I am now able to get the script running in the Molecule Docker containers but I am still having some issues.

I keep running into some errors when I run the openssl-ocsp check. error: unable to get local issuer certificate and error: unable to get issue certificate I will leave a screenshot below. It seems that the serial number is coming up as "good" but when I researched why I was getting this error I saw some people suggest that maybe I am not passing in the full cert chain into the openssl command. That would make sense why it isn't able to get the issue certificate. I suspect I am just giving it the intermediate_cert.pem and the root_cert.pem and not the client or server cert. This is just speculation though. Wanted to see if anyone has seen a similar error. Also just FYI I am using the Entrust_Managed_Services_SSP_CA_2025.pem and Entrust_Managed_Services_Root_CA_2025.pem

[michaelsaki]

Update

So after having some conversations during one of the team syncs I have been trying to run the OCSP check in the verify-cn.py script instead of a separate shell script. However I am a bit confused as to how the script is used in the ansible role. I do understand that it is used to verify freeipa along with kerberos too. But I am trying to understand how I can witness it in "action" so to speak. I am not seeing it being executed when I runmolecule converge or molecule test. Is it suppose to run or are we just installing the python script?

[dav3r]

Is it suppose to run or are we just installing the python script?
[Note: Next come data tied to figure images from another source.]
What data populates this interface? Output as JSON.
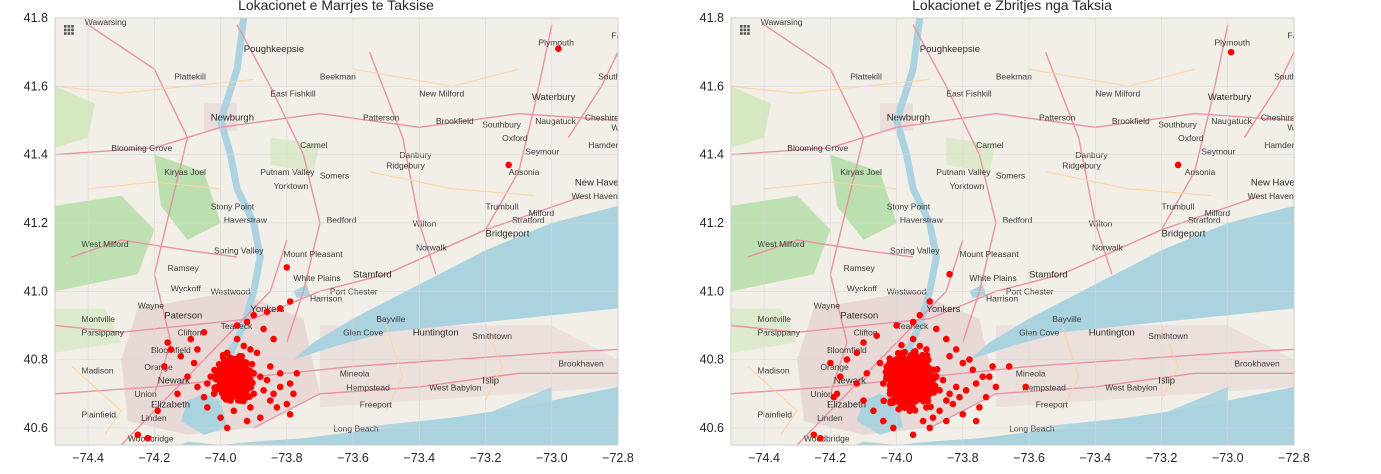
{
  "chart_data": [
    {
      "type": "scatter",
      "title": "Lokacionet e Marrjes te Taksise",
      "xlabel": "",
      "ylabel": "",
      "xlim": [
        -74.5,
        -72.8
      ],
      "ylim": [
        40.55,
        41.8
      ],
      "xticks": [
        "−74.4",
        "−74.2",
        "−74.0",
        "−73.8",
        "−73.6",
        "−73.4",
        "−73.2",
        "−73.0",
        "−72.8"
      ],
      "yticks": [
        "40.6",
        "40.8",
        "41.0",
        "41.2",
        "41.4",
        "41.6",
        "41.8"
      ],
      "marker_color": "#ff0000",
      "grid": true,
      "background": "OpenStreetMap basemap of New York metro area",
      "points": [
        [
          -72.98,
          41.71
        ],
        [
          -73.13,
          41.37
        ],
        [
          -73.8,
          41.07
        ],
        [
          -73.79,
          40.97
        ],
        [
          -73.82,
          40.95
        ],
        [
          -73.86,
          40.94
        ],
        [
          -73.9,
          40.93
        ],
        [
          -73.92,
          40.91
        ],
        [
          -73.95,
          40.9
        ],
        [
          -74.05,
          40.88
        ],
        [
          -74.09,
          40.86
        ],
        [
          -74.07,
          40.83
        ],
        [
          -74.16,
          40.85
        ],
        [
          -74.15,
          40.83
        ],
        [
          -74.12,
          40.81
        ],
        [
          -74.17,
          40.78
        ],
        [
          -74.1,
          40.75
        ],
        [
          -74.07,
          40.72
        ],
        [
          -74.05,
          40.69
        ],
        [
          -74.04,
          40.66
        ],
        [
          -74.0,
          40.63
        ],
        [
          -73.98,
          40.6
        ],
        [
          -73.92,
          40.62
        ],
        [
          -73.88,
          40.63
        ],
        [
          -73.83,
          40.66
        ],
        [
          -73.79,
          40.64
        ],
        [
          -73.8,
          40.67
        ],
        [
          -73.78,
          40.7
        ],
        [
          -73.79,
          40.73
        ],
        [
          -73.82,
          40.76
        ],
        [
          -73.85,
          40.78
        ],
        [
          -73.89,
          40.82
        ],
        [
          -73.84,
          40.86
        ],
        [
          -73.87,
          40.89
        ],
        [
          -73.77,
          40.76
        ],
        [
          -74.25,
          40.58
        ],
        [
          -74.22,
          40.57
        ],
        [
          -74.19,
          40.65
        ],
        [
          -74.13,
          40.7
        ],
        [
          -74.08,
          40.79
        ],
        [
          -73.95,
          40.86
        ],
        [
          -73.93,
          40.84
        ],
        [
          -73.91,
          40.83
        ],
        [
          -73.98,
          40.82
        ],
        [
          -73.96,
          40.8
        ],
        [
          -73.94,
          40.79
        ],
        [
          -73.99,
          40.77
        ],
        [
          -73.97,
          40.76
        ],
        [
          -74.0,
          40.74
        ],
        [
          -73.98,
          40.73
        ],
        [
          -74.01,
          40.72
        ],
        [
          -73.99,
          40.71
        ],
        [
          -73.95,
          40.71
        ],
        [
          -73.93,
          40.73
        ],
        [
          -73.92,
          40.75
        ],
        [
          -73.9,
          40.76
        ],
        [
          -73.88,
          40.75
        ],
        [
          -73.86,
          40.74
        ],
        [
          -73.9,
          40.7
        ],
        [
          -73.94,
          40.68
        ],
        [
          -73.97,
          40.68
        ],
        [
          -73.99,
          40.69
        ],
        [
          -74.02,
          40.7
        ],
        [
          -73.96,
          40.65
        ],
        [
          -73.91,
          40.66
        ],
        [
          -73.87,
          40.71
        ],
        [
          -73.84,
          40.7
        ],
        [
          -73.82,
          40.72
        ],
        [
          -73.85,
          40.68
        ],
        [
          -73.93,
          40.77
        ],
        [
          -74.03,
          40.75
        ],
        [
          -74.04,
          40.73
        ],
        [
          -73.97,
          40.74
        ],
        [
          -73.95,
          40.75
        ],
        [
          -73.98,
          40.78
        ],
        [
          -73.96,
          40.77
        ],
        [
          -73.97,
          40.72
        ],
        [
          -73.95,
          40.73
        ],
        [
          -74.0,
          40.76
        ],
        [
          -73.99,
          40.75
        ]
      ]
    },
    {
      "type": "scatter",
      "title": "Lokacionet e Zbritjes nga Taksia",
      "xlabel": "",
      "ylabel": "",
      "xlim": [
        -74.5,
        -72.8
      ],
      "ylim": [
        40.55,
        41.8
      ],
      "xticks": [
        "−74.4",
        "−74.2",
        "−74.0",
        "−73.8",
        "−73.6",
        "−73.4",
        "−73.2",
        "−73.0",
        "−72.8"
      ],
      "yticks": [
        "40.6",
        "40.8",
        "41.0",
        "41.2",
        "41.4",
        "41.6",
        "41.8"
      ],
      "marker_color": "#ff0000",
      "grid": true,
      "background": "OpenStreetMap basemap of New York metro area",
      "points": [
        [
          -72.99,
          41.7
        ],
        [
          -73.15,
          41.37
        ],
        [
          -73.84,
          41.05
        ],
        [
          -73.9,
          40.97
        ],
        [
          -73.93,
          40.93
        ],
        [
          -73.95,
          40.91
        ],
        [
          -74.0,
          40.9
        ],
        [
          -74.06,
          40.87
        ],
        [
          -74.1,
          40.85
        ],
        [
          -74.12,
          40.82
        ],
        [
          -74.15,
          40.8
        ],
        [
          -74.2,
          40.79
        ],
        [
          -74.17,
          40.75
        ],
        [
          -74.12,
          40.73
        ],
        [
          -74.18,
          40.7
        ],
        [
          -74.19,
          40.69
        ],
        [
          -74.1,
          40.68
        ],
        [
          -74.07,
          40.65
        ],
        [
          -74.04,
          40.62
        ],
        [
          -74.01,
          40.6
        ],
        [
          -73.95,
          40.58
        ],
        [
          -73.9,
          40.6
        ],
        [
          -73.85,
          40.62
        ],
        [
          -73.8,
          40.64
        ],
        [
          -73.75,
          40.66
        ],
        [
          -73.73,
          40.69
        ],
        [
          -73.7,
          40.72
        ],
        [
          -73.72,
          40.75
        ],
        [
          -73.71,
          40.78
        ],
        [
          -73.66,
          40.78
        ],
        [
          -73.61,
          40.72
        ],
        [
          -73.78,
          40.8
        ],
        [
          -73.82,
          40.83
        ],
        [
          -73.85,
          40.86
        ],
        [
          -73.88,
          40.89
        ],
        [
          -74.25,
          40.58
        ],
        [
          -74.23,
          40.57
        ],
        [
          -74.09,
          40.76
        ],
        [
          -74.05,
          40.79
        ],
        [
          -73.76,
          40.62
        ],
        [
          -73.95,
          40.86
        ],
        [
          -73.93,
          40.84
        ],
        [
          -73.91,
          40.83
        ],
        [
          -73.98,
          40.82
        ],
        [
          -73.96,
          40.8
        ],
        [
          -73.94,
          40.79
        ],
        [
          -73.99,
          40.77
        ],
        [
          -73.97,
          40.76
        ],
        [
          -74.0,
          40.74
        ],
        [
          -73.98,
          40.73
        ],
        [
          -74.01,
          40.72
        ],
        [
          -73.99,
          40.71
        ],
        [
          -73.95,
          40.71
        ],
        [
          -73.93,
          40.73
        ],
        [
          -73.92,
          40.75
        ],
        [
          -73.9,
          40.76
        ],
        [
          -73.88,
          40.75
        ],
        [
          -73.86,
          40.74
        ],
        [
          -73.9,
          40.7
        ],
        [
          -73.94,
          40.68
        ],
        [
          -73.97,
          40.68
        ],
        [
          -73.99,
          40.69
        ],
        [
          -74.02,
          40.7
        ],
        [
          -73.96,
          40.65
        ],
        [
          -73.91,
          40.66
        ],
        [
          -73.87,
          40.71
        ],
        [
          -73.84,
          40.7
        ],
        [
          -73.82,
          40.72
        ],
        [
          -73.85,
          40.68
        ],
        [
          -73.93,
          40.77
        ],
        [
          -74.03,
          40.75
        ],
        [
          -74.04,
          40.73
        ],
        [
          -73.97,
          40.74
        ],
        [
          -73.95,
          40.75
        ],
        [
          -73.98,
          40.78
        ],
        [
          -73.96,
          40.77
        ],
        [
          -73.97,
          40.72
        ],
        [
          -73.95,
          40.73
        ],
        [
          -74.0,
          40.76
        ],
        [
          -73.92,
          40.62
        ],
        [
          -73.89,
          40.63
        ],
        [
          -73.87,
          40.65
        ],
        [
          -73.83,
          40.67
        ],
        [
          -73.81,
          40.69
        ],
        [
          -73.79,
          40.71
        ],
        [
          -73.76,
          40.73
        ],
        [
          -73.74,
          40.75
        ],
        [
          -73.77,
          40.77
        ],
        [
          -73.8,
          40.79
        ],
        [
          -73.84,
          40.81
        ]
      ]
    }
  ],
  "map_labels": [
    "Wawarsing",
    "Poughkeepsie",
    "Plattekill",
    "Beekman",
    "East Fishkill",
    "New Milford",
    "Waterbury",
    "Newburgh",
    "Patterson",
    "Brookfield",
    "Southbury",
    "Naugatuck",
    "Cheshire",
    "Carmel",
    "Oxford",
    "Blooming Grove",
    "Danbury",
    "Seymour",
    "Ridgebury",
    "Putnam Valley",
    "Somers",
    "Ansonia",
    "New Haven",
    "Kiryas Joel",
    "Yorktown",
    "Stony Point",
    "Haverstraw",
    "Bedford",
    "Wilton",
    "Trumbull",
    "Milford",
    "Bridgeport",
    "West Milford",
    "Spring Valley",
    "Norwalk",
    "Mount Pleasant",
    "Ramsey",
    "White Plains",
    "Stamford",
    "Wyckoff",
    "Port Chester",
    "Westwood",
    "Harrison",
    "Yonkers",
    "Wayne",
    "Paterson",
    "Teaneck",
    "Bayville",
    "Montville",
    "Clifton",
    "Glen Cove",
    "Huntington",
    "Smithtown",
    "Parsippany",
    "Bloomfield",
    "Brookhaven",
    "Madison",
    "Orange",
    "Newark",
    "Mineola",
    "Hempstead",
    "Union",
    "West Babylon",
    "Islip",
    "Elizabeth",
    "Freeport",
    "Plainfield",
    "Linden",
    "Long Beach",
    "Woodbridge",
    "Plymouth",
    "Farmington",
    "Southington",
    "Wallingford",
    "Hamden",
    "West Haven",
    "Stratford"
  ],
  "colors": {
    "water": "#aad3df",
    "land": "#f2efe9",
    "park": "#cde6b8",
    "forest": "#addb9f",
    "urban": "#e2c7c7",
    "road_major": "#e892a2",
    "road_secondary": "#fcd6a4",
    "marker": "#ff0000",
    "tick_text": "#262626",
    "grid": "#d9d9d9"
  }
}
@michaelsaki You're correct that verify-cn.py does not get run by this Ansible role, it only installs it. That script gets run by OpenVPN when a user connects to the VPN. See here for the OpenVPN config file template where this is specified: https://github.com/cisagov/openvpn-server-tf-module/blob/a809a60a0a94edc111eebb302e1822ace0d491e1/cloudinit/openvpn-config.tpl.yml#L140-L143

[michaelsaki]

The latest branch I was working on was: https://github.com/cisagov/ansible-role-openvpn/tree/improvement/add_OCSP_checks

I was able to get a mocked version of the verify-cn.py script running locally that performed the OCSP check. When it was loaded onto the staging OpenVPN servers it was discovered that one of the dependencies to perform the check, the Cryptography library, on the servers was 3.3.2. The success that I had running locally was using 41.0.7. This was an issue because the OCSP check is trying to process multiple SINGLERESP's, 20 total, and the outdated version of the Cryptography library only supports doing 1 at a time. This caused a block on the development until we resolved upgrading the OpenVPN servers from an AMI based on Debian Bullseye to Debian Bookworm which would have the upgraded Cryptography library.